Do you know why it has been disabled? Also notice that you don't have a higher 400 series. It is because the card creates too much heat that the heatsink can't handle it. Also, don't expect the card to be stable in any shape or form, as I doubt they did any tests. P.S: Magma will come out of your GPU.
Could be an easy way to create fusion though, although you'd need it to bring your power bill down...
It is possible to keep it cool with the right cooler, but I haven't heard of anyone being able to unlock it. That said the 580 coming out might help anyone who was trying to do this. Keep a fire extinguisher and some spare fuses handy!
http://www.hexus.net/content/item.php?item=25876 "According to the review, the 512-core card hits 94°C after just five minutes of Furmark stress testing, and power consumption rises right the way up to 644W. That's an incredible 204W (50.9 per cent) more than a standard 480-core card."
Well isn't one of the features of the 500 series the fact that it detects furmark and down-clocks itself to prevent crazy power draws.
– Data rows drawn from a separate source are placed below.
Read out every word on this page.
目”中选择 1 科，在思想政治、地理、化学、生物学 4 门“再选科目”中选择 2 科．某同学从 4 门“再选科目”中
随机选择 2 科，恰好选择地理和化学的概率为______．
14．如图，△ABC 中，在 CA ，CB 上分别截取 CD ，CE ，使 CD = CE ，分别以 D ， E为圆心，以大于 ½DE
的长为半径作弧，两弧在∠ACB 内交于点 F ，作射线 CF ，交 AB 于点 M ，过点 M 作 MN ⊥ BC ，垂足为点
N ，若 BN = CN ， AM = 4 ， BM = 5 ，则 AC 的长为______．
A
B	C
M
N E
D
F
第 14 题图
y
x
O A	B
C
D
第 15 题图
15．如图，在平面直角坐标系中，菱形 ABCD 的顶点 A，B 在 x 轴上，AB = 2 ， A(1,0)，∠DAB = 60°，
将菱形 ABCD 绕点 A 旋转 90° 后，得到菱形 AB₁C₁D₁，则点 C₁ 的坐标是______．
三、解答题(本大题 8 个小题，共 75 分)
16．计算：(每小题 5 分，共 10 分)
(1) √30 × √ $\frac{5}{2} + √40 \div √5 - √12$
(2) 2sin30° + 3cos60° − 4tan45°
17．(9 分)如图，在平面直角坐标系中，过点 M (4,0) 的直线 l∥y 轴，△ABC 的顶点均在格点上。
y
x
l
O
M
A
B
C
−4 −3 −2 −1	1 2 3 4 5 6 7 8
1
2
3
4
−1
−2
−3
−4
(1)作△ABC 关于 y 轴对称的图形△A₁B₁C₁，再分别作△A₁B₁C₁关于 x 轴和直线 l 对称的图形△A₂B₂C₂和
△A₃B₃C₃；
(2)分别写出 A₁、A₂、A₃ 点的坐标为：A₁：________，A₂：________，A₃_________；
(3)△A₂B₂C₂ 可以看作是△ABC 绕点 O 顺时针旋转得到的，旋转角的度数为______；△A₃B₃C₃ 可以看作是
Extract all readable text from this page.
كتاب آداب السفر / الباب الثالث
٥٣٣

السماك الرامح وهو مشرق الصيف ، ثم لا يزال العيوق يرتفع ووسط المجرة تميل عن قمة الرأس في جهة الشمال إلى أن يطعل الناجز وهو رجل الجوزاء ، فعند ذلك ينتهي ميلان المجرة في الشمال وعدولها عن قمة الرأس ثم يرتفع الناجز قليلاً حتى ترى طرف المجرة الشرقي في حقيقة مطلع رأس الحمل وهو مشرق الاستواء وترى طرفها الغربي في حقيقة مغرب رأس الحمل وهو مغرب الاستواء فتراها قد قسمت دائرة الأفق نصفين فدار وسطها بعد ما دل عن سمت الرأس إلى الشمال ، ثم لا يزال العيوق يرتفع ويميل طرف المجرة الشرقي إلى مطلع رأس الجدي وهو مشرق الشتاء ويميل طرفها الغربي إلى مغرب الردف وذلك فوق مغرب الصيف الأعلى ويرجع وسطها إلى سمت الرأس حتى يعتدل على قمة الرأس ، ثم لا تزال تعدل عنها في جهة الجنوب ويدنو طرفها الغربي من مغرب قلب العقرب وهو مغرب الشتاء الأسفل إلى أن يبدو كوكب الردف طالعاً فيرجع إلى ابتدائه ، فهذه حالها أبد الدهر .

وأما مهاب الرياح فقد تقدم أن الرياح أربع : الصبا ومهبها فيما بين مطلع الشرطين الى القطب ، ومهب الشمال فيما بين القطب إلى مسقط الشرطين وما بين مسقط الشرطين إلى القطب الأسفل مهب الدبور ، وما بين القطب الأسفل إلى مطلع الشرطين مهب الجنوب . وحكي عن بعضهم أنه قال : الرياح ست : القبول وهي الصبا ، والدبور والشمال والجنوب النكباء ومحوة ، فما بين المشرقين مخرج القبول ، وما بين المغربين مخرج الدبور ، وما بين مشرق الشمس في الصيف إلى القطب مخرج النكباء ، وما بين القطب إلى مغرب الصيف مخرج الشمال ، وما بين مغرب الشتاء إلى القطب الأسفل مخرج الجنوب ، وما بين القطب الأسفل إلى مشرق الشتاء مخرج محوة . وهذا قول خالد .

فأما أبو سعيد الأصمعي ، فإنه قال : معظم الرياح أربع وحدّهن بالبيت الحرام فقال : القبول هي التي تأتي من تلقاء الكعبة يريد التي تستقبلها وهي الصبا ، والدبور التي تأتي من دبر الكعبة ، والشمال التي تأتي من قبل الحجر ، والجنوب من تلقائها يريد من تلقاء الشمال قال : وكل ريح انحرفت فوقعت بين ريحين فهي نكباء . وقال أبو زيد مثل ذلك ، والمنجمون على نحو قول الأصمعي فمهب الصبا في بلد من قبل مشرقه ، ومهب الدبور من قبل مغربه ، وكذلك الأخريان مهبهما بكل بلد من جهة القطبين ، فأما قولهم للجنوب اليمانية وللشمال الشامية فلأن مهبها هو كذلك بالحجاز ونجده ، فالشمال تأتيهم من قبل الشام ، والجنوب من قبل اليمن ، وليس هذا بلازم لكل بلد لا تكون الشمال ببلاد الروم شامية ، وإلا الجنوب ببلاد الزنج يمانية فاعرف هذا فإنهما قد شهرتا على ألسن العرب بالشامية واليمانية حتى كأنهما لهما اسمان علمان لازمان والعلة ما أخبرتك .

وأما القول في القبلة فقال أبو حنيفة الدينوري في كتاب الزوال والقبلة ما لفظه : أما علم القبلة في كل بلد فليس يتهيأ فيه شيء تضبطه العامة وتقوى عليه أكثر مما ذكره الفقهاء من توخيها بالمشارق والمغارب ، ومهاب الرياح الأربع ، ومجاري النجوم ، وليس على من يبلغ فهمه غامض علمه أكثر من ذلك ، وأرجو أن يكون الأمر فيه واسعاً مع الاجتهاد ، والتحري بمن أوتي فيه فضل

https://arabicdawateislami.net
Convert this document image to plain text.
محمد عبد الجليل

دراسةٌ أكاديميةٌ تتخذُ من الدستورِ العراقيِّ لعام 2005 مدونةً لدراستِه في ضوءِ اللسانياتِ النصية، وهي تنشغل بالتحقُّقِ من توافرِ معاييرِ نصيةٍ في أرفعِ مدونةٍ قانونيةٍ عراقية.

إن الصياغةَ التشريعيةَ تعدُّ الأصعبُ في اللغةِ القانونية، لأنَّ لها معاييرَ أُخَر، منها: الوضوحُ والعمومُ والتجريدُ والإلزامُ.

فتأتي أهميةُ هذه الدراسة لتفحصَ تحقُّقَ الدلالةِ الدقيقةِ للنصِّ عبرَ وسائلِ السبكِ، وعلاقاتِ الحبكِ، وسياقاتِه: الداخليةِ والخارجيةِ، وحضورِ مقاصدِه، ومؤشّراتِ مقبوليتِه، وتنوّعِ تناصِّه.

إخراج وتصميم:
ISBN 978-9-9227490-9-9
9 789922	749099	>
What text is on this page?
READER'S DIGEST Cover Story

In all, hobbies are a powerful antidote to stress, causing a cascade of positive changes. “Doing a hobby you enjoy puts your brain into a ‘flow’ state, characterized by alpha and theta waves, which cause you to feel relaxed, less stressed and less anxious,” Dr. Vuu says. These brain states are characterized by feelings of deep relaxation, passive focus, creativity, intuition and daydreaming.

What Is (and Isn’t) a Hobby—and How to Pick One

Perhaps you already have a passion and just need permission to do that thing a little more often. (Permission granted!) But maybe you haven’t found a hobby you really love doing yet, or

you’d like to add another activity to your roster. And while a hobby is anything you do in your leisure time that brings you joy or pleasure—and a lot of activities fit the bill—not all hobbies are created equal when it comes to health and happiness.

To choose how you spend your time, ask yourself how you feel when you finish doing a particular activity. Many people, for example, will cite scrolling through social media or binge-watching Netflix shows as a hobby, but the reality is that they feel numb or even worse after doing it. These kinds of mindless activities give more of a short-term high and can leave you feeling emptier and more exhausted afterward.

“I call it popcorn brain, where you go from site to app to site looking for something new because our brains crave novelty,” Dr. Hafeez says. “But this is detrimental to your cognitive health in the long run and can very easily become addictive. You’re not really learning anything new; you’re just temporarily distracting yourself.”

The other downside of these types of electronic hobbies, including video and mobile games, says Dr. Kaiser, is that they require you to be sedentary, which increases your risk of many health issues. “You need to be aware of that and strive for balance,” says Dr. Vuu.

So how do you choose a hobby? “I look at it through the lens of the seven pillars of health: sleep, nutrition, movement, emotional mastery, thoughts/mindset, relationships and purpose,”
The fact fermi and furmark don't get along too well seems to be well known, so maybe it would be alright for general use. That said I would be surprised if there is a reason it is disabled, or if Nvidia has replaced the 16th core with some crazy power sucking loop!
I very much doubt that is correct in any way, shape of form. It's yields. If the heatsink couldn't handle the heat then the 400 series wouldn't support software volt-modding.
just LOL @ everyone's comments towards nuclear reactor amounts of heat :| but like pete said (although I'd be pretty sure it was lasered of when it left the factory as deerpooch said) at least we would finally have a way of creating renewable energy, in the form of nuclear fusion
I want to see some idiot SLI two of those unlocked versions in a Testbench. The fans would warp from the heat, then throw bits of burning hot plastic acrost the room, followed by the worlds first global Brown-out as they got warmed up. Then a Global Power-surge from the Resultant Fusion Reactor.
...or one could just slap a waterblock on it and call it a day. Personally I'm happy there's at least one piece of computer hardware atm which actually doesn't turn watercooling into complete waste of time, money and case space.
Touche. I'd run it on a separate loop though, to save all the other components from it's fiery wrath.